Federal officers deployed tear gas and rounds designed to be less lethal into a crowd of protesters in Oregon on Thursday evening, hours after the head of the Department of Homeland Security visited Portland and called the demonstrators “violent anarchists”.
Video footage showed many protesters leaving the area near the federal court late on Thursday as smoke filled the air. Protests have taken place for nearly two months in Portland, since the police killing of George Floyd in Minneapolis on May 25.
The protests have been largely peaceful, though violence has occurred. Journalists and demonstrators have been apprehended by police and federal agents outfitted in military gear, according to reports.
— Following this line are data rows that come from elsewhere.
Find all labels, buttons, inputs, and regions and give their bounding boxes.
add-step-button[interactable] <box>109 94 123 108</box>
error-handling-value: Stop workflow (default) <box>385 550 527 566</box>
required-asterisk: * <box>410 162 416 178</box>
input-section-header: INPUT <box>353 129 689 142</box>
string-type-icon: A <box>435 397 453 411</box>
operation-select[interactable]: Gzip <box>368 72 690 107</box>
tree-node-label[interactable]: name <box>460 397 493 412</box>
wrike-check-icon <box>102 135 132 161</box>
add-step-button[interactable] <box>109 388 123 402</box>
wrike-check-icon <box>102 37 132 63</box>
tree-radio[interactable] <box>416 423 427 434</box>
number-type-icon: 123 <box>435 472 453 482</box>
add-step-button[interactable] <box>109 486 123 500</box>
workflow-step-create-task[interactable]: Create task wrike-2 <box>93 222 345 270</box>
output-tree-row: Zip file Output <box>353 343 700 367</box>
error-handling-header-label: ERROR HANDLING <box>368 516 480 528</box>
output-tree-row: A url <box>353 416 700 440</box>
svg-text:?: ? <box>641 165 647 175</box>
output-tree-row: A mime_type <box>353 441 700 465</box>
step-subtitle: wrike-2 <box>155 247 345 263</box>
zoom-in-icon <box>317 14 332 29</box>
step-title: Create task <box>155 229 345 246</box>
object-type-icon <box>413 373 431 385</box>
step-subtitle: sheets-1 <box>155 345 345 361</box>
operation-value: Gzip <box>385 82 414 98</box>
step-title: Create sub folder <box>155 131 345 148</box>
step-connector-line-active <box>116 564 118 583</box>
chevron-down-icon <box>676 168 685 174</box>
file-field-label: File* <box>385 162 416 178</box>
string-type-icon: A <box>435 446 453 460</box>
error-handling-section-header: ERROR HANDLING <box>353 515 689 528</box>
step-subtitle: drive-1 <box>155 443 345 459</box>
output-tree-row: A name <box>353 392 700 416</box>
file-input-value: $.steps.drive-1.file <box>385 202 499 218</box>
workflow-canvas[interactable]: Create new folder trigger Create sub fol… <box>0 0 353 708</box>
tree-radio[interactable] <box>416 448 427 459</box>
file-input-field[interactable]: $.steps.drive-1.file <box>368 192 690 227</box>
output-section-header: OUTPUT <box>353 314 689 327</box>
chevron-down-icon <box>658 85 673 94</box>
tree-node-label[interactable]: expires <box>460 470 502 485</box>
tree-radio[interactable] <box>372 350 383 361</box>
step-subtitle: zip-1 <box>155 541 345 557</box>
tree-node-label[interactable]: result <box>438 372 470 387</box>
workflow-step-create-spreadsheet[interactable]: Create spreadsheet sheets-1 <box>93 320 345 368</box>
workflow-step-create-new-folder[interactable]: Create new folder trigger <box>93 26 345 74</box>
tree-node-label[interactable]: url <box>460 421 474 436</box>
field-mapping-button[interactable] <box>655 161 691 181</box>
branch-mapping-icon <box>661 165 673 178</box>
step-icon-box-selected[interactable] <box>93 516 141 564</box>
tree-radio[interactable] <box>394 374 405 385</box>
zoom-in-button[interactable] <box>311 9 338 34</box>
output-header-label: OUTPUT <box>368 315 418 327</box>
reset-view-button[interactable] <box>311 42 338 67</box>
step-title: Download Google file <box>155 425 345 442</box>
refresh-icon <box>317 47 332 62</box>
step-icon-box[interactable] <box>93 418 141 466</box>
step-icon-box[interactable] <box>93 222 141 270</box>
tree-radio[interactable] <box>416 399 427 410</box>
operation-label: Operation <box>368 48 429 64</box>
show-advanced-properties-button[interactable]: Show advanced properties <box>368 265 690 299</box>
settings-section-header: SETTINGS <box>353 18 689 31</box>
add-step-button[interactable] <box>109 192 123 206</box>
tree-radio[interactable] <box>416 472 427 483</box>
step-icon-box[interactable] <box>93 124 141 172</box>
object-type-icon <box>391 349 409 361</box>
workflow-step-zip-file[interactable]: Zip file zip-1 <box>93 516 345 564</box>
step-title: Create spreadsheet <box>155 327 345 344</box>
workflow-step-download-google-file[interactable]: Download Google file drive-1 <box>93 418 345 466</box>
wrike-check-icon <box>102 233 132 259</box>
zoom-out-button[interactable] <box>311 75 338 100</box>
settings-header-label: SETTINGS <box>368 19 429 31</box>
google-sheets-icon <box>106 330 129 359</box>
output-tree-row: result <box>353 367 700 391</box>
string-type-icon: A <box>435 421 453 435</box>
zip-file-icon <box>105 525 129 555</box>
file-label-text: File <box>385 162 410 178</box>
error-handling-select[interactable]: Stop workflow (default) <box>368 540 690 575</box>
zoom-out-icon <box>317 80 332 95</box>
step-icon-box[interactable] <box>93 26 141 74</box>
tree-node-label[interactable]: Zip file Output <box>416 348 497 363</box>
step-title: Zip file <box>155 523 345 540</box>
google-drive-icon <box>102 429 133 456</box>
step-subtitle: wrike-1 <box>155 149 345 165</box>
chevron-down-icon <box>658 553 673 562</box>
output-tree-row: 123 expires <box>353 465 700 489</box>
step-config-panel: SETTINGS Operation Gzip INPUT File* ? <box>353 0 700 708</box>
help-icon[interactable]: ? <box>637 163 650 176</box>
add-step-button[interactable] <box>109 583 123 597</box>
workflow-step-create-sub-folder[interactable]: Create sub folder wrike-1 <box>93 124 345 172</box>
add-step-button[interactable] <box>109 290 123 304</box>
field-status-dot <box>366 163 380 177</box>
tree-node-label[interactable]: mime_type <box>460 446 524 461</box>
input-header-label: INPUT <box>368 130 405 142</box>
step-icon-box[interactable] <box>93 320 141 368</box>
During a visit to Portland earlier on Thursday, Homeland Security Acting Secretary Chad Wolf said state and city authorities are to blame for not putting an end to the protests, angering local officials.
Mayor Ted Wheeler and other local officials have said they did not ask for help from federal law enforcement and have asked them to leave.
Black Lives Matter protesters in Portland are being assaulted — shot in the head, swept away in unmarked cars, repeatedly tear gassed — by uninvited and unwelcome federal officers.
We won't rest until these federal officers are gone.
— ACLU (@ACLU) July 17, 2020
A few hundred people had gathered near the federal court on Thursday night and set up tents, news outlets reported. Police told protesters to leave after announcing they heard some chanting about burning down the building, according to The Oregonian.
A short time later, federal officers fired rounds and deployed tear gas to break up the crowd.
Some protesters remained in the area early on Friday and were detained, but it was unclear whether any arrests were made, the newspaper reported.
Homeland Security acting Deputy Secretary Ken Cuccinelli said on Fox & Friends on Friday morning the federal government has a responsibility to protect buildings such as the court.
“What we’ve seen around the country is where responsible policing is advanced, violence recedes,” Cuccinelli said. “And Portland hasn’t gotten that memo. Nor have a lot of other cities. And the president is determined to do what we can, within our jurisdiction, to help restore peace to these beleaguered cities.”
President Donald Trump recently sent the federal officers to the city. Tensions have escalated in the past two weeks, particularly after an officer with the US Marshals Service fired a round at a protester’s head on July 11, critically injuring him.
— Dan McCarthy (@DanMcKATU) July 16, 2020
Bystander videos show Donavan LaBella, 26, collapsing to the ground unconscious and bleeding profusely from the head after a federal officer fired a less-lethal round at him.
He was standing with both arms in the air holding a large speaker across the street from the courthouse when he was hit.
LaBella’s mother, Desiree LaBella, told Oregon Public Broadcasting that her son suffered facial and skull fractures. He came out of surgery early on July 12 and was responding to doctors.
“He was awake enough to give the OK to talk to me,” Desiree said in the interview. “He’s had some facial reconstruction surgery. They’re just watching him right now.”
Protests against police violence have rocked the US since May, following Floyd’s alleged murder by Minneapolis police.
While violence has subsided in some cities, it remains present in others. Trump previously faced harsh criticism for his use of the military to quell protests in Washington, DC, and threats to deploy them elsewhere.